Wenceslao: Decommissioning of MILF forces

THE first phase of the process of the decommissioning of forces of the Moro Islamic Liberation Front (MILF) was implemented last Tuesday. The ceremony, held in Barangay Simuay, Sultan Kudarat, Cotabato was attended by President Noynoy Aquino representing the government and MILF chairman Al Haj Murad Ebrahim. Monitoring the activity was Turkish ambassador Haydar Berk, chairperson of the Independent Decommissioning Body (IDB).

Critics immediately pounced on the ceremony as a pretense by the MILF rather than the group showing sincerity in the peace process. But these people do not actually believe in anything the MILF does. Yet we are talking here of 75 firearms being decommissioned and 145 fighters promising to follow the ways of peace.

“But this is not about statistics,” Ebrahim said. “This is something very personal to us. As I look at the faces of each of our 145 brothers here in the morning, I see 145 stories of struggle, of pain, of hopelessness and even of death. Yet I also see 145 stories of hope and faith that indeed peace is near and that all the sacrifices have been worth it.”

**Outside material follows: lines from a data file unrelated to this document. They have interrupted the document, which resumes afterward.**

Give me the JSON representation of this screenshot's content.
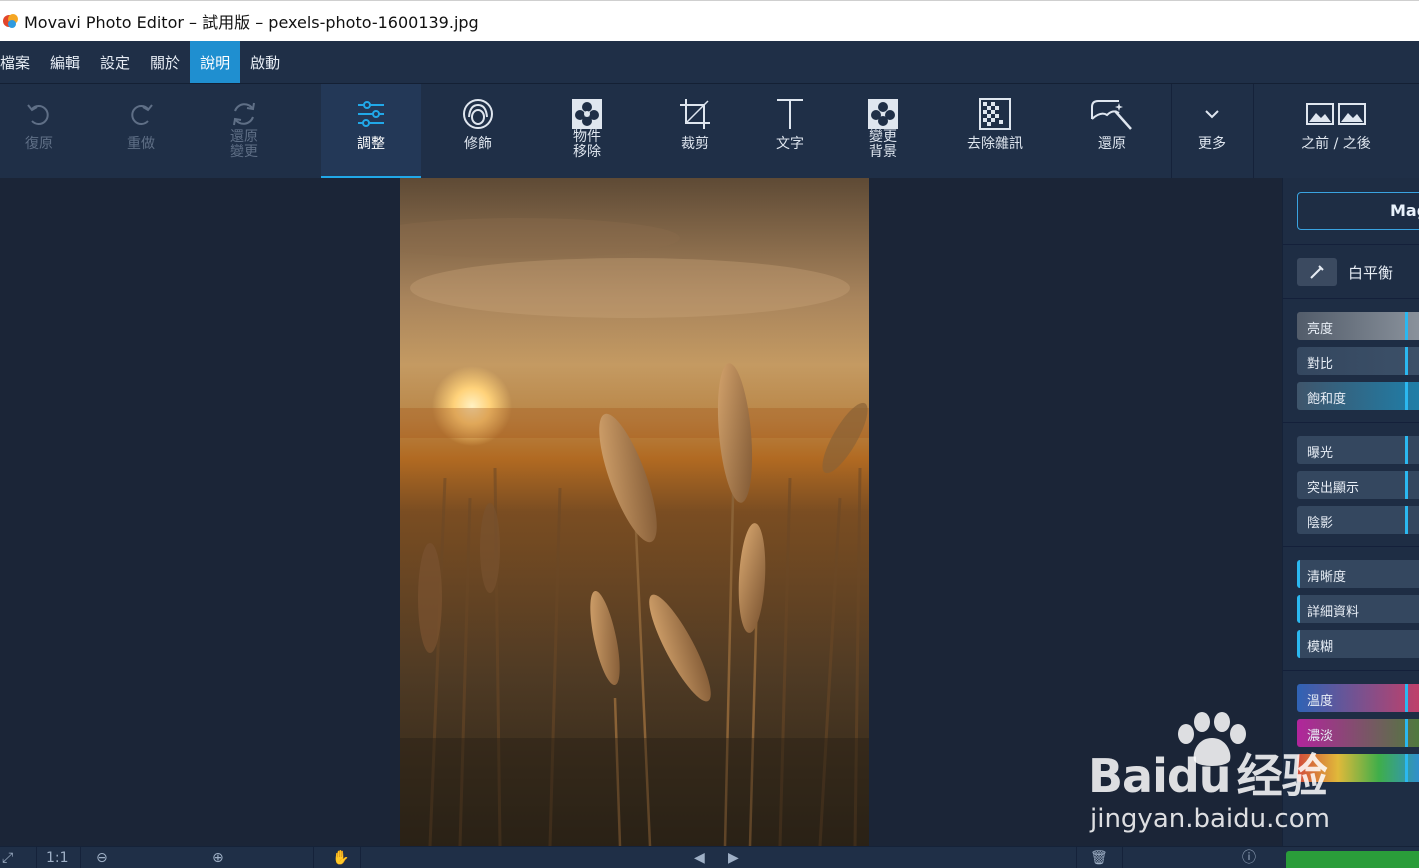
{
  "window": {
    "title": "Movavi Photo Editor – 試用版 – pexels-photo-1600139.jpg"
  },
  "menu": {
    "items": [
      {
        "label": "檔案",
        "active": false
      },
      {
        "label": "編輯",
        "active": false
      },
      {
        "label": "設定",
        "active": false
      },
      {
        "label": "關於",
        "active": false
      },
      {
        "label": "說明",
        "active": true
      },
      {
        "label": "啟動",
        "active": false
      }
    ]
  },
  "toolbar": {
    "undo": {
      "label": "復原",
      "icon": "undo-icon",
      "enabled": false
    },
    "redo": {
      "label": "重做",
      "icon": "redo-icon",
      "enabled": false
    },
    "revert": {
      "label": "還原\n變更",
      "icon": "revert-icon",
      "enabled": false
    },
    "adjust": {
      "label": "調整",
      "icon": "sliders-icon",
      "active": true
    },
    "retouch": {
      "label": "修飾",
      "icon": "face-icon"
    },
    "object_removal": {
      "label": "物件\n移除",
      "icon": "object-removal-icon"
    },
    "crop": {
      "label": "裁剪",
      "icon": "crop-icon"
    },
    "text": {
      "label": "文字",
      "icon": "text-icon"
    },
    "change_background": {
      "label": "變更\n背景",
      "icon": "background-icon"
    },
    "denoise": {
      "label": "去除雜訊",
      "icon": "noise-icon"
    },
    "restore": {
      "label": "還原",
      "icon": "restore-wand-icon"
    },
    "more": {
      "label": "更多",
      "icon": "chevron-down-icon"
    },
    "before_after": {
      "label": "之前 / 之後",
      "icon": "before-after-icon"
    }
  },
  "panel": {
    "magic_button": "Magic",
    "white_balance": {
      "label": "白平衡",
      "icon": "eyedropper-icon"
    },
    "group1": [
      {
        "label": "亮度",
        "value": 0.5
      },
      {
        "label": "對比",
        "value": 0.5
      },
      {
        "label": "飽和度",
        "value": 0.5
      }
    ],
    "group2": [
      {
        "label": "曝光",
        "value": 0.5
      },
      {
        "label": "突出顯示",
        "value": 0.5
      },
      {
        "label": "陰影",
        "value": 0.5
      }
    ],
    "group3": [
      {
        "label": "清晰度",
        "value": 0
      },
      {
        "label": "詳細資料",
        "value": 0
      },
      {
        "label": "模糊",
        "value": 0
      }
    ],
    "group4": [
      {
        "label": "溫度",
        "value": 0.5
      },
      {
        "label": "濃淡",
        "value": 0.5
      },
      {
        "label": "",
        "value": 0.5
      }
    ]
  },
  "watermark": {
    "brand_left": "Bai",
    "brand_right": "du",
    "brand_cn": "经验",
    "url": "jingyan.baidu.com"
  },
  "colors": {
    "accent": "#21a8e8",
    "menu_active": "#1f8fd0",
    "chrome": "#1f2f47",
    "workspace": "#1b2537",
    "save_green": "#2a9d3a"
  }
}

Again, to the critics, what the MILF did was mere pretense. But the truth is that despite efforts by some politicians to mangle the agreed upon Bangsamoro Basic Law (BBL), the MILF still followed what was stipulated in the peace agreement. The group has willingly followed the schedule of the four-phase decommissioning process. The first phase requires the MILF to decommission 30 percent of its forces.

“Pagsapit ng aktuwal na pagpapatibay o ratipikasyon ng Bangsamoro Basic Law, 30 porsyentong MILF combatants at armas ang pormal nang na decommission,” said Presidential Communications Operations Office head Herminio Coloma Jr. in a recent press conference. That’s the second phase. In the third phase, 35 percent of MILF forces will be decommissioned. The rest will follow in the fourth phase.

Ebrahim said that some of the MILF fighters that volunteered to lay down their arms were veterans of the all-out war that Joseph Estrada launched when he was president. In that war, government forces overrun some of the MILF camps but that only succeeded in forcing the rebel forces to shift to the more tricky strategy of guerilla warfare.

Now it is up to the government to show its sincerity in adhering to the peace process. Unfortunately, the current political situation in the country is a problem.

After the Mamasapano encounter in January, it has all been posturing for some politicians who are running for office in 2016. Instead of explaining adequately the provisions of the BBL, they are instead trying to scuttle its passage by riding on the people’s fear of ghosts.

Consider Sen. Ferdinand Marcos Jr., chairman of the Senate committee on local governments that is discussing the BBL. He is using the proposed BBL in his political propaganda. He is running for a higher post in 2016 and is trying to milk the issue to make himself look good to those opposed to the BBL’s passage.

Marcos, son and namesake of the former dictator, even had the gall to announce that he would craft his own version of the BBL, like it is a one-man job. Yet, with such a difficult task he is arrogating unto himself, he seems to be taking his own sweet time to finish the job. He was in Davao City last Monday talking like the BBL’s passage can stand procrastination.

He said he has no timeline for the drafting of a substitute version of the BBL. “If you know, other groups that have not been consulted tell me, the more infor, the better,” he told reporters. Meaning he might continue “consulting” with unnamed groups, leaving the completion of his substitute version hanging.

And yet the passage of the BBL is crucial to the full decommissioning of MILF forces and the end of the decades-old war it waged.